Zamana yetişebilir miydim? Ya da zamanla birlikte haraket edebilir miydim? Zamanı yenebilir miydim? Kulağımda karanlık bir fısıltıydı tüm bu sorular.
“ Ölü derilerin altında hala kanayan yaralar gibi.”
İçimde, bacasından zehir tüten bir hasret vardı artık. Sokak sokak dolaşıp kendini bulabilir miydi bir insan ? Arnavut kaldırımların üzerindeki adımlarımın izi bile kaybolmamıştı sanki. Taş duvarlara dokunarak sokakları geride bırakırken parmaklarım, kaybettiğim bir sürü şeyi arıyordu.
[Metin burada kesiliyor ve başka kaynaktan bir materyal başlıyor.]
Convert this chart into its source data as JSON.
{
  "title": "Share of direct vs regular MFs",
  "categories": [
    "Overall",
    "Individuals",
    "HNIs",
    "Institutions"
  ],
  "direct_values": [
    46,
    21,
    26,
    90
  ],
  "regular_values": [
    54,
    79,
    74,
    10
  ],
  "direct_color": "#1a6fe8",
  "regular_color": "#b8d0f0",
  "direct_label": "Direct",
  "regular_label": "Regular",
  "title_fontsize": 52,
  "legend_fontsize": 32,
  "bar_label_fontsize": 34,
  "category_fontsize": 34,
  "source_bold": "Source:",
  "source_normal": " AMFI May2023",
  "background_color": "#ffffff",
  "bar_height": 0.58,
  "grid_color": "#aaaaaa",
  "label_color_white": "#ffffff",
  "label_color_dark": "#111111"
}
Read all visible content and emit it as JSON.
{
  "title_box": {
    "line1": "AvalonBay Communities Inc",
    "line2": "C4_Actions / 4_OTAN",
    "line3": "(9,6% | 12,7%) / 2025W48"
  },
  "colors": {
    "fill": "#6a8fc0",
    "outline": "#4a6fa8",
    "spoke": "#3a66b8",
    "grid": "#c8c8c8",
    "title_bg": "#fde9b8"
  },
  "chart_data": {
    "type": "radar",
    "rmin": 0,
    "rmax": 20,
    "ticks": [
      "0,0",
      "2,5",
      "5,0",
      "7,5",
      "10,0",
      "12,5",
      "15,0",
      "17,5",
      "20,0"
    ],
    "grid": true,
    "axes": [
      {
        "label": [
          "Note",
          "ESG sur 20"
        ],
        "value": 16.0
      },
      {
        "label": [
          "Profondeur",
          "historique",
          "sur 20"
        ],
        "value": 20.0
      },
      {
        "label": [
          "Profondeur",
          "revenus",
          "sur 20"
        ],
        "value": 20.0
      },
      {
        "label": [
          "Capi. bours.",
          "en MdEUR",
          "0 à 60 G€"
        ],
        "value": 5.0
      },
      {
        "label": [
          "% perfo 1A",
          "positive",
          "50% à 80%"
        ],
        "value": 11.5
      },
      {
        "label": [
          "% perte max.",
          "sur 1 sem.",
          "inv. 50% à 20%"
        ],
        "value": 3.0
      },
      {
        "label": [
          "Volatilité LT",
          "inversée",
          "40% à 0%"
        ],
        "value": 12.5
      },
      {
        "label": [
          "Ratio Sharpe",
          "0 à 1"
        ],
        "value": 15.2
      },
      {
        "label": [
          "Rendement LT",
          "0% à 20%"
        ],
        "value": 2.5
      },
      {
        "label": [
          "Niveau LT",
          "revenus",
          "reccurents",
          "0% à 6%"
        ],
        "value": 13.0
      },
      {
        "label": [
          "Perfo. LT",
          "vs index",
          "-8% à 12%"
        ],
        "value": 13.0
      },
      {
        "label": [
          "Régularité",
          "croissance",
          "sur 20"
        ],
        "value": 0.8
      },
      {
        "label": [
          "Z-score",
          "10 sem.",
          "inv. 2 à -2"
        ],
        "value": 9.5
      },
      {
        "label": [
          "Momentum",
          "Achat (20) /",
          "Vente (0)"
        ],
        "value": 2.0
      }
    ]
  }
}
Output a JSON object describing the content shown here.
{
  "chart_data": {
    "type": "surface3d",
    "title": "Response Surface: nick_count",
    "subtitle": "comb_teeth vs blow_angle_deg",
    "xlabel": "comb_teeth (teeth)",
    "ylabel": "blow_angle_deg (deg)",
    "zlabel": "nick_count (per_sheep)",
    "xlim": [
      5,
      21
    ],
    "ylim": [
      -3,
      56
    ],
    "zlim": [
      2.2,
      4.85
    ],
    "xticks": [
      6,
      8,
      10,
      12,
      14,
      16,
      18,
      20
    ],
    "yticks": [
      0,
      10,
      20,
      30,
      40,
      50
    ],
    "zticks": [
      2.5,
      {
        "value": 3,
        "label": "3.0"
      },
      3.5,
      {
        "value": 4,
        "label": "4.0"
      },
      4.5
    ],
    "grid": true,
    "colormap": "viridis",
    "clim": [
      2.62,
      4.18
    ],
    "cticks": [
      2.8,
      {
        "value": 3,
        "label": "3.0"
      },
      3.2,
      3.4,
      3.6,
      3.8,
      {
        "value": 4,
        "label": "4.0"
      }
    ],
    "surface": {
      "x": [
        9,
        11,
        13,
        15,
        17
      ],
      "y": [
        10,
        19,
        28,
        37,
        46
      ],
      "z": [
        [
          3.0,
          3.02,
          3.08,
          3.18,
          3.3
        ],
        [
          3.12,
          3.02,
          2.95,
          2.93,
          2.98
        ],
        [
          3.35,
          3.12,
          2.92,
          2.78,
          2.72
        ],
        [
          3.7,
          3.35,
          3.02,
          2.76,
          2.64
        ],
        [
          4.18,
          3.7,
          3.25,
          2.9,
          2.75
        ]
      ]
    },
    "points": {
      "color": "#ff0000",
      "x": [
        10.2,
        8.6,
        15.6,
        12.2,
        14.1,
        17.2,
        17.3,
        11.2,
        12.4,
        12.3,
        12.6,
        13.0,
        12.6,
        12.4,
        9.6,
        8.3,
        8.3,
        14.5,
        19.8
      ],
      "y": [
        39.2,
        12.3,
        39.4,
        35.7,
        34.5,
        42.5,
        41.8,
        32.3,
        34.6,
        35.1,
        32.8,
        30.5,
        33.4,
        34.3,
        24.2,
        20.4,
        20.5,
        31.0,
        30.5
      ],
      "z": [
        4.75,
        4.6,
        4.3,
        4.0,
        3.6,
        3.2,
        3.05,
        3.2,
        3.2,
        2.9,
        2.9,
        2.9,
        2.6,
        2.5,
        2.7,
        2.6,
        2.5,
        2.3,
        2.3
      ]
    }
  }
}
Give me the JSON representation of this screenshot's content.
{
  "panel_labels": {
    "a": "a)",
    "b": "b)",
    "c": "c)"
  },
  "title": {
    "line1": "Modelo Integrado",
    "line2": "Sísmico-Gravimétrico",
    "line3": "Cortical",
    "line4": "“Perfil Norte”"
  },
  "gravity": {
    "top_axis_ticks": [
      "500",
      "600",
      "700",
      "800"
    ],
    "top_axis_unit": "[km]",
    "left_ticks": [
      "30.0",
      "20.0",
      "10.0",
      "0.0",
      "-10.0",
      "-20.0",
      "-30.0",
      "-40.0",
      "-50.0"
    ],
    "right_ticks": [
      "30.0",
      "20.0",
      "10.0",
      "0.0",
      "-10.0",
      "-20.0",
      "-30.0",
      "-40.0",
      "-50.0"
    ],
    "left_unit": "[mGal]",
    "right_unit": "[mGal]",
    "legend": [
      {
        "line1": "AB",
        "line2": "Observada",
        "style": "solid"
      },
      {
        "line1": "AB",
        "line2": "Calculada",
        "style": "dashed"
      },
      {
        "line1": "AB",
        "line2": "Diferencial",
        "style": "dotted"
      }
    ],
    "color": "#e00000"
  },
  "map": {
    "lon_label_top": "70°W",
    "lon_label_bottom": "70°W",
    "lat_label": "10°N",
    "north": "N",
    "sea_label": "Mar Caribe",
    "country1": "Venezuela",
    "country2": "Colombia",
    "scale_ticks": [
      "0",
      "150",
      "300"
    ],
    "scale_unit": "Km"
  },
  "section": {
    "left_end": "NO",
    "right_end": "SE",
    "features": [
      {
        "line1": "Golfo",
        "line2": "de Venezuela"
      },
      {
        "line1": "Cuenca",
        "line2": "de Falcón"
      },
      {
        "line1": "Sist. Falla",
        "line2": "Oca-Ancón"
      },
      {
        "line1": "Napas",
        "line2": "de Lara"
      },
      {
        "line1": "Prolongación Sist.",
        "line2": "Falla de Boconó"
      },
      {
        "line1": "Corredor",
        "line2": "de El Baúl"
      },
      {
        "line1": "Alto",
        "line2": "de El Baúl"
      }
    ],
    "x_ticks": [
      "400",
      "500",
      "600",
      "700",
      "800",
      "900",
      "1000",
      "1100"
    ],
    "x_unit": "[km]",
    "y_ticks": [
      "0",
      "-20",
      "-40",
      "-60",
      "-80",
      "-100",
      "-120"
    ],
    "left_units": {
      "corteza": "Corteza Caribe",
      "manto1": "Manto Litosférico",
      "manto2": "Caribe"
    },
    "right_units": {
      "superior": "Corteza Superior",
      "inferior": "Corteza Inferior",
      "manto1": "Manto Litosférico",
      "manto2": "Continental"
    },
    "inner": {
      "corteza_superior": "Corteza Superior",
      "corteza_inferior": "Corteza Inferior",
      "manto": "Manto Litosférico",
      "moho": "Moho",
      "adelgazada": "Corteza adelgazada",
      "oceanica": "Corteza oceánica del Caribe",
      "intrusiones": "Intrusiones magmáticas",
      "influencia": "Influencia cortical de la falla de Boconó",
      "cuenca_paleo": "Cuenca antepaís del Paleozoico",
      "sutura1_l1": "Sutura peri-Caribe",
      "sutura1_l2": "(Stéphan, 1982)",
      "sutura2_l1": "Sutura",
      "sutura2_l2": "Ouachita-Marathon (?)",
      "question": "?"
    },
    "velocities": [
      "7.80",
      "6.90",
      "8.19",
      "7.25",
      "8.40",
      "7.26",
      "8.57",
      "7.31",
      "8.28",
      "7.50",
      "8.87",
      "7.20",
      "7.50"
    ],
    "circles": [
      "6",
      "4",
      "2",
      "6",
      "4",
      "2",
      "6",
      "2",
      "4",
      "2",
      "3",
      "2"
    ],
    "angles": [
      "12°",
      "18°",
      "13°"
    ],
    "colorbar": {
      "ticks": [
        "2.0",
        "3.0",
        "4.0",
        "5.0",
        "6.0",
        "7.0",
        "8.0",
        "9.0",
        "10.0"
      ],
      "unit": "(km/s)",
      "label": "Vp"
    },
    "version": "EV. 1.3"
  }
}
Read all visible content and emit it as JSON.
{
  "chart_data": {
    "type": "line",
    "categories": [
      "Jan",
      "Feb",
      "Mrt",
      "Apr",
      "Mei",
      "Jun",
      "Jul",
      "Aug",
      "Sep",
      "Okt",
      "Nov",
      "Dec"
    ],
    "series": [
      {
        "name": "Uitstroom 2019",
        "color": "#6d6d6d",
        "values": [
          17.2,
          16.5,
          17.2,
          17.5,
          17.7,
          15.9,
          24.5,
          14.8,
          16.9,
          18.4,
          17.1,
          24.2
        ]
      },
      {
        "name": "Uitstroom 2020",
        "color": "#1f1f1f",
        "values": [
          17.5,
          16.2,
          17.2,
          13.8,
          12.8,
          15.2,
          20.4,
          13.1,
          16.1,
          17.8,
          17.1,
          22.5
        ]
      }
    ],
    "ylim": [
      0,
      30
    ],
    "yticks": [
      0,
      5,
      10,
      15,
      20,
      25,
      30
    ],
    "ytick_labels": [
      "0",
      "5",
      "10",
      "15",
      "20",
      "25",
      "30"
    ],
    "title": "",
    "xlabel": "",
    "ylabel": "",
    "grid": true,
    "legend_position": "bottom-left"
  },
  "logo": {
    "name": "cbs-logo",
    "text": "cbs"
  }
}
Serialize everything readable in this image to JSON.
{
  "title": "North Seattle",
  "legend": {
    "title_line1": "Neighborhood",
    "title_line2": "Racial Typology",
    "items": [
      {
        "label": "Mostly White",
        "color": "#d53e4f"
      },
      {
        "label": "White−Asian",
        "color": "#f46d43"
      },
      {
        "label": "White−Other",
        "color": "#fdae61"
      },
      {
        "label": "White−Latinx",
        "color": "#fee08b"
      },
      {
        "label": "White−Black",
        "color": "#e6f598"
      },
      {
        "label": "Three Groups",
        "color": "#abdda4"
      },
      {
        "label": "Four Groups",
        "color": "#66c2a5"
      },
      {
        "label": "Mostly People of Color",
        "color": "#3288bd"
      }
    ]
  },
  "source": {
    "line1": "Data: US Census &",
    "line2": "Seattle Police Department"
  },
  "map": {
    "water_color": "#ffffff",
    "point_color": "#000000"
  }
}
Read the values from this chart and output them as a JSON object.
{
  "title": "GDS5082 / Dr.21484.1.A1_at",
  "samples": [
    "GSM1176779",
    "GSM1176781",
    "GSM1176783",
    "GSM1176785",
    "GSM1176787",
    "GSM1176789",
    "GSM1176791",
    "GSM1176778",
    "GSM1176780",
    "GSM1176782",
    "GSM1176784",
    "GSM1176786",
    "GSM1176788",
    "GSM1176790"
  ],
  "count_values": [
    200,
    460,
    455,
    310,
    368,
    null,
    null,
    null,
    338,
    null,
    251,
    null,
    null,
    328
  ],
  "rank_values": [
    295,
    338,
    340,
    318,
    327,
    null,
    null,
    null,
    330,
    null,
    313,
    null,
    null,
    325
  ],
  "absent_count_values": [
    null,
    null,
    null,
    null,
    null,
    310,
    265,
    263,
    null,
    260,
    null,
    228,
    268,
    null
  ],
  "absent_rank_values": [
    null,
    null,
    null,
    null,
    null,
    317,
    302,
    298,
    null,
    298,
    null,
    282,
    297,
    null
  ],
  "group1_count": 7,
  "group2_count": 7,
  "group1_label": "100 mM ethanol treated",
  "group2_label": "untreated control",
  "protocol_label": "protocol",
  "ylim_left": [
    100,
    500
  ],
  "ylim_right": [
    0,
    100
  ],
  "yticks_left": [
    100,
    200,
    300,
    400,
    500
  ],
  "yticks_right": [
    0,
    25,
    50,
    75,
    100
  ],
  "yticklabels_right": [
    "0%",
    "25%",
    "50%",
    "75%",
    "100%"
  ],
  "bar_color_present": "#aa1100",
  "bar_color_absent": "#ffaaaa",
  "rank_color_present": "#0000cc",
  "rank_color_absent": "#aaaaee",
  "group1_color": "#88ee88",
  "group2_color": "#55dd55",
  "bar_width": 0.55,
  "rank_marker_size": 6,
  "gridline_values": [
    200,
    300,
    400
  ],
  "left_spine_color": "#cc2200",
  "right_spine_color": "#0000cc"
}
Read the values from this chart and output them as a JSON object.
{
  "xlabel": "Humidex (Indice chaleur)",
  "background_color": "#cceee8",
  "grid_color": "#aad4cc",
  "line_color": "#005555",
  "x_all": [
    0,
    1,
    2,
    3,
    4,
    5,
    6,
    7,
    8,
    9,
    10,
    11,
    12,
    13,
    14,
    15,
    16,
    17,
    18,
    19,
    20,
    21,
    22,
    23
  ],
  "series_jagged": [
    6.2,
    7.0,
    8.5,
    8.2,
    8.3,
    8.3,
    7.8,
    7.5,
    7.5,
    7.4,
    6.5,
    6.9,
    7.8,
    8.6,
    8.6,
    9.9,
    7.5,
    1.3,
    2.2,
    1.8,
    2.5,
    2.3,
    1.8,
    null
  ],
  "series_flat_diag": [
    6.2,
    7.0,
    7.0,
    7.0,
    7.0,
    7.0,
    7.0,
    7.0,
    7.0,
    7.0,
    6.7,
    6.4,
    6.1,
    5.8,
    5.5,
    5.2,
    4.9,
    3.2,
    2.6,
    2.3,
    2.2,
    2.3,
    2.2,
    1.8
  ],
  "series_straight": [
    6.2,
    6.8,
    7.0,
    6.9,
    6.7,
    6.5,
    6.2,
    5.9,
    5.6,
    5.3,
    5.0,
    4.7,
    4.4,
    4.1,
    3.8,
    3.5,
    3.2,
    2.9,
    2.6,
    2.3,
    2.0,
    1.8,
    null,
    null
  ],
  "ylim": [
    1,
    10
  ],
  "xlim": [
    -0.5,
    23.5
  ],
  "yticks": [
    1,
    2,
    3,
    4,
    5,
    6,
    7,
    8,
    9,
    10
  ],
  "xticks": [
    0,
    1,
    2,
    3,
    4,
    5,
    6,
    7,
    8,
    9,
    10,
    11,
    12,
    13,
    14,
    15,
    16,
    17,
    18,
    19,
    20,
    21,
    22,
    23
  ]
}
Buradaki kahkahalarımı duyuyordum işte, renkli çatıları geride bırakırken kim bilir ne içindi, önemi yoktu ama o zaman gülüyordum.
Birinin sırtına atladığımı, omzuna tırmandığımı ve düşeceğimizi bilerek kendi etrafımızda dönüp durduğumuzu, bunun bile bize yenilmemişiz gibi hissettirdiğini nerden biliyordum ben?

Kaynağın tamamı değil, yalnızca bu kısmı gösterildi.